Healthcare in Greenland is provided by the Government of Greenland and follows the Danish healthcare system. The country has a network of health clinics and hospitals that offer primary and specialized care to the population. Due to the remote nature of many settlements, medical services can be limited in certain areas. However, emergency medical evacuations are available for critical cases. Greenland’s healthcare system prioritizes the health needs of the population, considering the unique challenges posed by the Arctic environment and the dispersed communities across the vast Greenlandic territory.

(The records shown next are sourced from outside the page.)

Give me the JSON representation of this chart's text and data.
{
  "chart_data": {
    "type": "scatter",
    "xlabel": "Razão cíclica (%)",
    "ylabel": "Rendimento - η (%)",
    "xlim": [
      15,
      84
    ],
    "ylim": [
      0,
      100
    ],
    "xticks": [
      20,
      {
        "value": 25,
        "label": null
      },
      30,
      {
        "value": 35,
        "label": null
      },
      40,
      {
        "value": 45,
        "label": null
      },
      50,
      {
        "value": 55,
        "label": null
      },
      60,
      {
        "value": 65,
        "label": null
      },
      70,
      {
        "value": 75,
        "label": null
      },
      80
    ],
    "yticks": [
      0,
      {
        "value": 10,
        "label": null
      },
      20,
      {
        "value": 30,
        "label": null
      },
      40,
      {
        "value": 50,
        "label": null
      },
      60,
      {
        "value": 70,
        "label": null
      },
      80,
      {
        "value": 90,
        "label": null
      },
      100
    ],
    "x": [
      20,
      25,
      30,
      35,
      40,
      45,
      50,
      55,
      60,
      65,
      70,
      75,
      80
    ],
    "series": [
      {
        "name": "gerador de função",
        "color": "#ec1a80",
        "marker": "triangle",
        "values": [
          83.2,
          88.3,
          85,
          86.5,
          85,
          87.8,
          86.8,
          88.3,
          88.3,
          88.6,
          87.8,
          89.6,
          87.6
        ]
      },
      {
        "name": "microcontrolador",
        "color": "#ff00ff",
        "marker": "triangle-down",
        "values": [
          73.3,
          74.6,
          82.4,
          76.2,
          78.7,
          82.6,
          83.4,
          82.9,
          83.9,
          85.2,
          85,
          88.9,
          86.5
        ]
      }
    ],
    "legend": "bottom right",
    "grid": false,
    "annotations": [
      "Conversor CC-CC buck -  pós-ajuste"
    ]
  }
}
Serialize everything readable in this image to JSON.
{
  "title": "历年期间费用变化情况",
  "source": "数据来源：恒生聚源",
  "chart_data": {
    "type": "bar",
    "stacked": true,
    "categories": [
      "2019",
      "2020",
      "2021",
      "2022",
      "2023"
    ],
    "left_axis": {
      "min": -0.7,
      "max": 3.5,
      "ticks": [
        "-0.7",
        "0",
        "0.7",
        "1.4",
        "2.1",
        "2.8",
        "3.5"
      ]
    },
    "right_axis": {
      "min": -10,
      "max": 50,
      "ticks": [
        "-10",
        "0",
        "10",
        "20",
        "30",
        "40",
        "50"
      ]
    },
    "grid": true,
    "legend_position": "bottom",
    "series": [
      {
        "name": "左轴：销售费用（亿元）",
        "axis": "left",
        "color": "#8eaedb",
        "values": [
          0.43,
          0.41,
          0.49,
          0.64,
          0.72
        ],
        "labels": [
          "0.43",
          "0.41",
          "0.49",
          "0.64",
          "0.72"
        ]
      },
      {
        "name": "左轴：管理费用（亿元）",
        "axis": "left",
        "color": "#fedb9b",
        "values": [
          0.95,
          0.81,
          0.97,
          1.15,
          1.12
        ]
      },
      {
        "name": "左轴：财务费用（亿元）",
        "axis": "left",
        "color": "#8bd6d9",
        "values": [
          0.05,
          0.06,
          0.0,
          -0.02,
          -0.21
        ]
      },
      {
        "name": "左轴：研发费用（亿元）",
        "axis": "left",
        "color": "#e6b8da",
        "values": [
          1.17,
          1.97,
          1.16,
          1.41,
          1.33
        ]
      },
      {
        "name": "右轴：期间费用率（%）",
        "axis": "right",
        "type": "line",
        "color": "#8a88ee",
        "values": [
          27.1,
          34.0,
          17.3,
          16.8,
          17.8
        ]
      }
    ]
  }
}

English is not widely spoken in Greenland, as the official language is Greenlandic (Kalaallisut). However, due to the country’s tourism industry and its status as an autonomous territory of Denmark, many people, especially those working in tourist-related businesses, have some knowledge of English. In larger towns and cities, you are more likely to find English speakers, but in more remote or rural areas, communication in English may be more challenging. It can be helpful to learn a few basic phrases in Greenlandic or Danish, or have a translation tool available when visiting Greenland.

Still not convinced about Greenland?

Greenland offers breathtaking natural landscapes and unique experiences. Visit Ilulissat Icefjord, a UNESCO World Heritage site, where colossal icebergs calve off the glacier and drift into the frigid waters, creating a mesmerizing spectacle. Explore the capital city of Nuuk, where you can learn about Greenlandic culture and history at the National Museum and enjoy panoramic views from the nearby mountain. Don’t miss the opportunity to go on a dog sledding adventure or take a boat tour to witness the magnificent whales and wildlife that inhabit the surrounding waters.

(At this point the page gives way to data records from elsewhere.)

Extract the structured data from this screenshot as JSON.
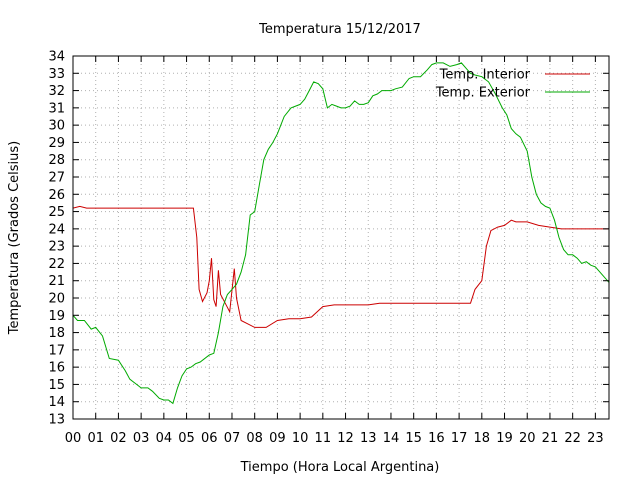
{
  "chart_data": {
    "type": "line",
    "title": "Temperatura 15/12/2017",
    "xlabel": "Tiempo (Hora Local Argentina)",
    "ylabel": "Temperatura (Grados Celsius)",
    "xlim": [
      0,
      23.6
    ],
    "ylim": [
      13,
      34
    ],
    "x_tick_labels": [
      "00",
      "01",
      "02",
      "03",
      "04",
      "05",
      "06",
      "07",
      "08",
      "09",
      "10",
      "11",
      "12",
      "13",
      "14",
      "15",
      "16",
      "17",
      "18",
      "19",
      "20",
      "21",
      "22",
      "23"
    ],
    "y_tick_labels": [
      "13",
      "14",
      "15",
      "16",
      "17",
      "18",
      "19",
      "20",
      "21",
      "22",
      "23",
      "24",
      "25",
      "26",
      "27",
      "28",
      "29",
      "30",
      "31",
      "32",
      "33",
      "34"
    ],
    "grid": true,
    "legend_position": "top-right",
    "series": [
      {
        "name": "Temp. Interior",
        "color": "#cc0000",
        "x": [
          0,
          0.3,
          0.6,
          1,
          1.5,
          2,
          2.5,
          3,
          3.5,
          4,
          4.5,
          5,
          5.3,
          5.45,
          5.55,
          5.7,
          5.9,
          6.0,
          6.1,
          6.2,
          6.3,
          6.4,
          6.5,
          6.7,
          6.9,
          7.1,
          7.2,
          7.4,
          7.7,
          8,
          8.5,
          9,
          9.5,
          10,
          10.5,
          11,
          11.5,
          12,
          12.5,
          13,
          13.5,
          14,
          14.5,
          15,
          15.5,
          16,
          16.5,
          17,
          17.5,
          17.7,
          18,
          18.2,
          18.4,
          18.7,
          19,
          19.3,
          19.5,
          20,
          20.5,
          21,
          21.5,
          22,
          22.5,
          23,
          23.6
        ],
        "y": [
          25.2,
          25.3,
          25.2,
          25.2,
          25.2,
          25.2,
          25.2,
          25.2,
          25.2,
          25.2,
          25.2,
          25.2,
          25.2,
          23.5,
          20.5,
          19.8,
          20.3,
          21.0,
          22.3,
          19.9,
          19.5,
          21.6,
          20.2,
          19.7,
          19.2,
          21.7,
          20.0,
          18.7,
          18.5,
          18.3,
          18.3,
          18.7,
          18.8,
          18.8,
          18.9,
          19.5,
          19.6,
          19.6,
          19.6,
          19.6,
          19.7,
          19.7,
          19.7,
          19.7,
          19.7,
          19.7,
          19.7,
          19.7,
          19.7,
          20.5,
          21.0,
          23.0,
          23.9,
          24.1,
          24.2,
          24.5,
          24.4,
          24.4,
          24.2,
          24.1,
          24.0,
          24.0,
          24.0,
          24.0,
          24.0
        ]
      },
      {
        "name": "Temp. Exterior",
        "color": "#00aa00",
        "x": [
          0,
          0.2,
          0.5,
          0.8,
          1,
          1.3,
          1.6,
          2,
          2.3,
          2.5,
          2.8,
          3,
          3.3,
          3.5,
          3.8,
          4,
          4.2,
          4.4,
          4.6,
          4.8,
          5,
          5.2,
          5.4,
          5.6,
          6,
          6.2,
          6.4,
          6.6,
          6.8,
          7,
          7.2,
          7.4,
          7.6,
          7.8,
          8,
          8.2,
          8.4,
          8.6,
          8.8,
          9,
          9.3,
          9.6,
          10,
          10.2,
          10.4,
          10.6,
          10.8,
          11,
          11.2,
          11.4,
          11.6,
          11.8,
          12,
          12.2,
          12.4,
          12.6,
          12.8,
          13,
          13.2,
          13.4,
          13.6,
          13.8,
          14,
          14.2,
          14.5,
          14.8,
          15,
          15.3,
          15.6,
          15.8,
          16,
          16.3,
          16.6,
          16.9,
          17.1,
          17.3,
          17.5,
          17.7,
          18,
          18.3,
          18.6,
          18.9,
          19.1,
          19.3,
          19.5,
          19.7,
          20,
          20.2,
          20.4,
          20.6,
          20.8,
          21,
          21.2,
          21.4,
          21.6,
          21.8,
          22,
          22.2,
          22.4,
          22.6,
          22.8,
          23,
          23.2,
          23.4,
          23.6
        ],
        "y": [
          19.0,
          18.7,
          18.7,
          18.2,
          18.3,
          17.8,
          16.5,
          16.4,
          15.8,
          15.3,
          15.0,
          14.8,
          14.8,
          14.6,
          14.2,
          14.1,
          14.1,
          13.9,
          14.8,
          15.5,
          15.9,
          16.0,
          16.2,
          16.3,
          16.7,
          16.8,
          18.0,
          19.5,
          20.2,
          20.5,
          20.8,
          21.5,
          22.5,
          24.8,
          25.0,
          26.5,
          28.0,
          28.6,
          29.0,
          29.5,
          30.5,
          31.0,
          31.2,
          31.5,
          32.0,
          32.5,
          32.4,
          32.1,
          31.0,
          31.2,
          31.1,
          31.0,
          31.0,
          31.1,
          31.4,
          31.2,
          31.2,
          31.3,
          31.7,
          31.8,
          32.0,
          32.0,
          32.0,
          32.1,
          32.2,
          32.7,
          32.8,
          32.8,
          33.2,
          33.5,
          33.6,
          33.6,
          33.4,
          33.5,
          33.6,
          33.3,
          33.0,
          32.9,
          32.8,
          32.5,
          31.8,
          31.0,
          30.6,
          29.8,
          29.5,
          29.3,
          28.5,
          27.0,
          26.0,
          25.5,
          25.3,
          25.2,
          24.5,
          23.5,
          22.8,
          22.5,
          22.5,
          22.3,
          22.0,
          22.1,
          21.9,
          21.8,
          21.5,
          21.2,
          20.9
        ]
      }
    ]
  }
}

Life in Greenland revolves around resilience and adapting to the Arctic environment. Experience the thrill of hunting and fishing, essential activities that provide sustenance and preserve traditions. Take part in kayaking, a skill passed down through generations, and feel the connection to the surrounding waters.

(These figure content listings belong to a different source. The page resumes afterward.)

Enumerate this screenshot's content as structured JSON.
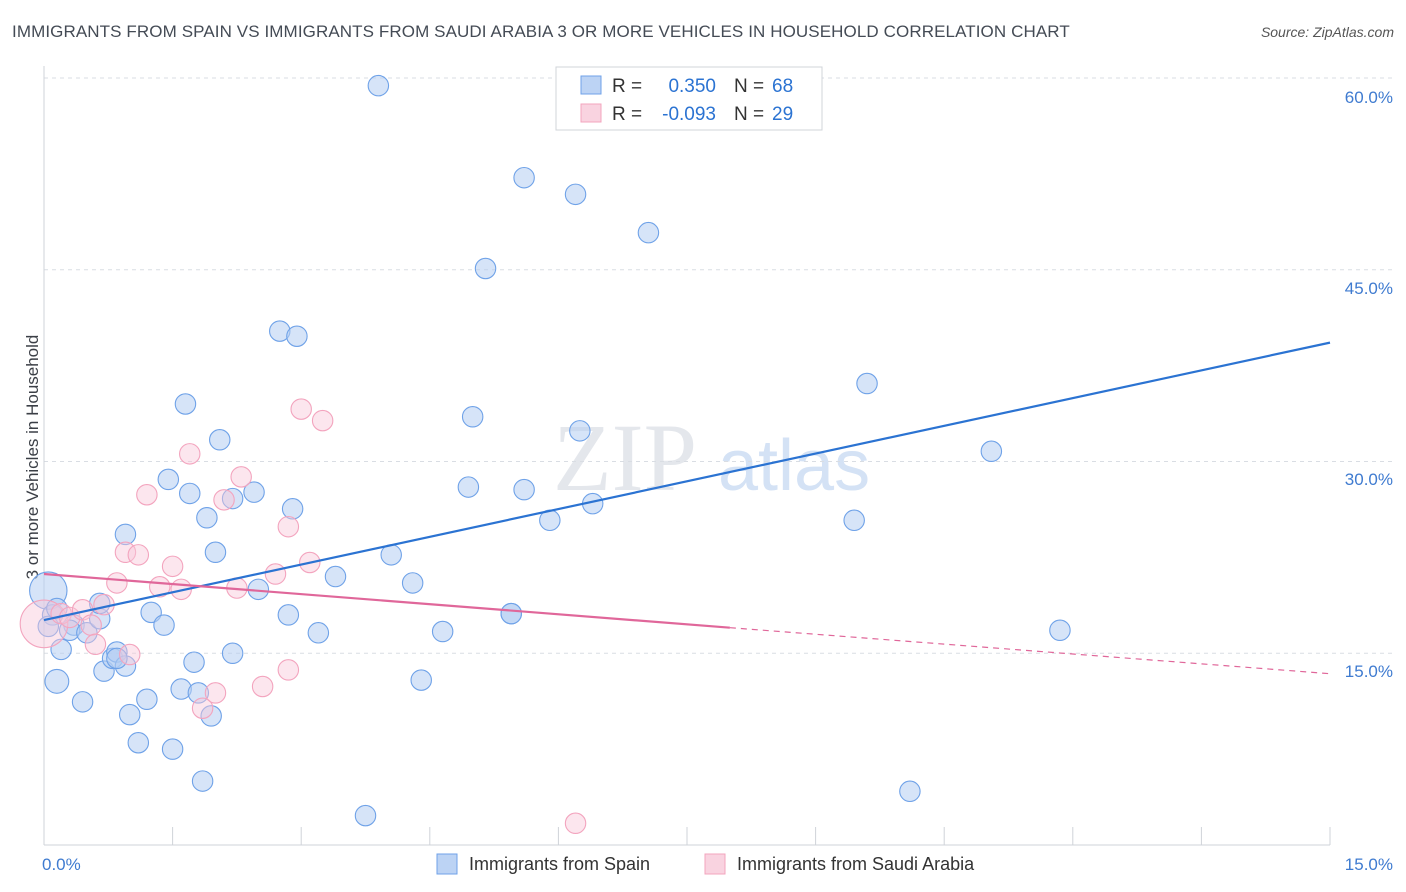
{
  "title": "IMMIGRANTS FROM SPAIN VS IMMIGRANTS FROM SAUDI ARABIA 3 OR MORE VEHICLES IN HOUSEHOLD CORRELATION CHART",
  "source": "Source: ZipAtlas.com",
  "watermark": {
    "zip": "ZIP",
    "atlas": "atlas"
  },
  "colors": {
    "spain": "#6fa2e8",
    "spain_line": "#2b73d2",
    "saudi": "#f3a4be",
    "saudi_line": "#e0679a",
    "axis_text": "#3f7bd0",
    "grid": "#d9dde3"
  },
  "chart_data": {
    "type": "scatter",
    "xlabel": "",
    "ylabel": "3 or more Vehicles in Household",
    "xlim": [
      0,
      15
    ],
    "ylim": [
      0,
      60
    ],
    "x_tick_labels": [
      "0.0%",
      "15.0%"
    ],
    "y_ticks": [
      15,
      30,
      45,
      60
    ],
    "y_tick_labels": [
      "15.0%",
      "30.0%",
      "45.0%",
      "60.0%"
    ],
    "legend_position": "bottom",
    "stats": [
      {
        "swatch": "spain",
        "r_label": "R =",
        "r_value": "0.350",
        "n_label": "N =",
        "n_value": "68"
      },
      {
        "swatch": "saudi",
        "r_label": "R =",
        "r_value": "-0.093",
        "n_label": "N =",
        "n_value": "29"
      }
    ],
    "series": [
      {
        "name": "Immigrants from Spain",
        "color": "#6fa2e8",
        "trend": {
          "x0": 0.0,
          "y0": 17.6,
          "x1": 15.0,
          "y1": 39.3
        },
        "points": [
          [
            0.05,
            19.9,
            2.2
          ],
          [
            0.1,
            18.0,
            1.2
          ],
          [
            0.15,
            18.5,
            1.2
          ],
          [
            0.15,
            12.8,
            1.4
          ],
          [
            0.2,
            15.3,
            1.2
          ],
          [
            0.35,
            17.2,
            1.2
          ],
          [
            0.3,
            16.8,
            1.2
          ],
          [
            0.5,
            16.6,
            1.2
          ],
          [
            0.45,
            11.2,
            1.2
          ],
          [
            0.65,
            17.7,
            1.2
          ],
          [
            0.65,
            18.9,
            1.2
          ],
          [
            0.7,
            13.6,
            1.2
          ],
          [
            0.8,
            14.6,
            1.2
          ],
          [
            0.85,
            15.1,
            1.2
          ],
          [
            0.95,
            14.0,
            1.2
          ],
          [
            1.0,
            10.2,
            1.2
          ],
          [
            1.1,
            8.0,
            1.2
          ],
          [
            1.2,
            11.4,
            1.2
          ],
          [
            1.25,
            18.2,
            1.2
          ],
          [
            1.4,
            17.2,
            1.2
          ],
          [
            1.45,
            28.6,
            1.2
          ],
          [
            1.5,
            7.5,
            1.2
          ],
          [
            1.6,
            12.2,
            1.2
          ],
          [
            1.65,
            34.5,
            1.2
          ],
          [
            1.7,
            27.5,
            1.2
          ],
          [
            1.75,
            14.3,
            1.2
          ],
          [
            1.8,
            11.9,
            1.2
          ],
          [
            1.85,
            5.0,
            1.2
          ],
          [
            1.9,
            25.6,
            1.2
          ],
          [
            1.95,
            10.1,
            1.2
          ],
          [
            2.0,
            22.9,
            1.2
          ],
          [
            2.05,
            31.7,
            1.2
          ],
          [
            2.2,
            27.1,
            1.2
          ],
          [
            2.2,
            15.0,
            1.2
          ],
          [
            2.45,
            27.6,
            1.2
          ],
          [
            2.5,
            20.0,
            1.2
          ],
          [
            2.75,
            40.2,
            1.2
          ],
          [
            2.85,
            18.0,
            1.2
          ],
          [
            2.9,
            26.3,
            1.2
          ],
          [
            2.95,
            39.8,
            1.2
          ],
          [
            3.2,
            16.6,
            1.2
          ],
          [
            3.4,
            21.0,
            1.2
          ],
          [
            3.75,
            2.3,
            1.2
          ],
          [
            3.9,
            59.4,
            1.2
          ],
          [
            4.05,
            22.7,
            1.2
          ],
          [
            4.3,
            20.5,
            1.2
          ],
          [
            4.4,
            12.9,
            1.2
          ],
          [
            4.65,
            16.7,
            1.2
          ],
          [
            4.95,
            28.0,
            1.2
          ],
          [
            5.0,
            33.5,
            1.2
          ],
          [
            5.15,
            45.1,
            1.2
          ],
          [
            5.45,
            18.1,
            1.2
          ],
          [
            5.45,
            18.1,
            1.2
          ],
          [
            5.6,
            27.8,
            1.2
          ],
          [
            5.6,
            52.2,
            1.2
          ],
          [
            5.9,
            25.4,
            1.2
          ],
          [
            6.2,
            50.9,
            1.2
          ],
          [
            6.25,
            32.4,
            1.2
          ],
          [
            6.4,
            26.7,
            1.2
          ],
          [
            7.05,
            47.9,
            1.2
          ],
          [
            9.45,
            25.4,
            1.2
          ],
          [
            9.6,
            36.1,
            1.2
          ],
          [
            10.1,
            4.2,
            1.2
          ],
          [
            11.05,
            30.8,
            1.2
          ],
          [
            11.85,
            16.8,
            1.2
          ],
          [
            0.05,
            17.1,
            1.2
          ],
          [
            0.95,
            24.3,
            1.2
          ],
          [
            0.85,
            14.6,
            1.2
          ]
        ]
      },
      {
        "name": "Immigrants from Saudi Arabia",
        "color": "#f3a4be",
        "trend": {
          "x0": 0.0,
          "y0": 21.2,
          "x1": 8.0,
          "y1": 17.0,
          "dash_x1": 15.0,
          "dash_y1": 13.4
        },
        "points": [
          [
            0.0,
            17.3,
            2.8
          ],
          [
            0.2,
            18.1,
            1.2
          ],
          [
            0.3,
            17.8,
            1.2
          ],
          [
            0.45,
            18.4,
            1.2
          ],
          [
            0.55,
            17.2,
            1.2
          ],
          [
            0.6,
            15.7,
            1.2
          ],
          [
            0.7,
            18.8,
            1.2
          ],
          [
            0.85,
            20.5,
            1.2
          ],
          [
            0.95,
            22.9,
            1.2
          ],
          [
            1.1,
            22.7,
            1.2
          ],
          [
            1.2,
            27.4,
            1.2
          ],
          [
            1.35,
            20.2,
            1.2
          ],
          [
            1.5,
            21.8,
            1.2
          ],
          [
            1.6,
            20.0,
            1.2
          ],
          [
            1.7,
            30.6,
            1.2
          ],
          [
            1.85,
            10.7,
            1.2
          ],
          [
            2.0,
            11.9,
            1.2
          ],
          [
            2.1,
            27.0,
            1.2
          ],
          [
            2.25,
            20.1,
            1.2
          ],
          [
            2.3,
            28.8,
            1.2
          ],
          [
            2.55,
            12.4,
            1.2
          ],
          [
            2.7,
            21.2,
            1.2
          ],
          [
            2.85,
            13.7,
            1.2
          ],
          [
            2.85,
            24.9,
            1.2
          ],
          [
            3.0,
            34.1,
            1.2
          ],
          [
            3.1,
            22.1,
            1.2
          ],
          [
            3.25,
            33.2,
            1.2
          ],
          [
            6.2,
            1.7,
            1.2
          ],
          [
            1.0,
            14.9,
            1.2
          ]
        ]
      }
    ]
  }
}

Greenland offers a unique and exciting nightlife experience, especially during the summer months where the sun never sets. Nuuk is home to several bars and pubs that offer live music, dancing, and delicious cocktails. Additionally, you can enjoy the traditional Greenlandic culture by attending a local concert or festival.

Greenlandic cuisine celebrates the bounty of the sea and the Arctic landscape. Taste the unique flavours of local delicacies, such as Mattak (whale skin and blubber), Kiviak (fermented seabirds), and fresh seafood like shrimp and Arctic char. Let the traditional Greenlandic coffee, brewed with a touch of schnapps, warm you from the inside out.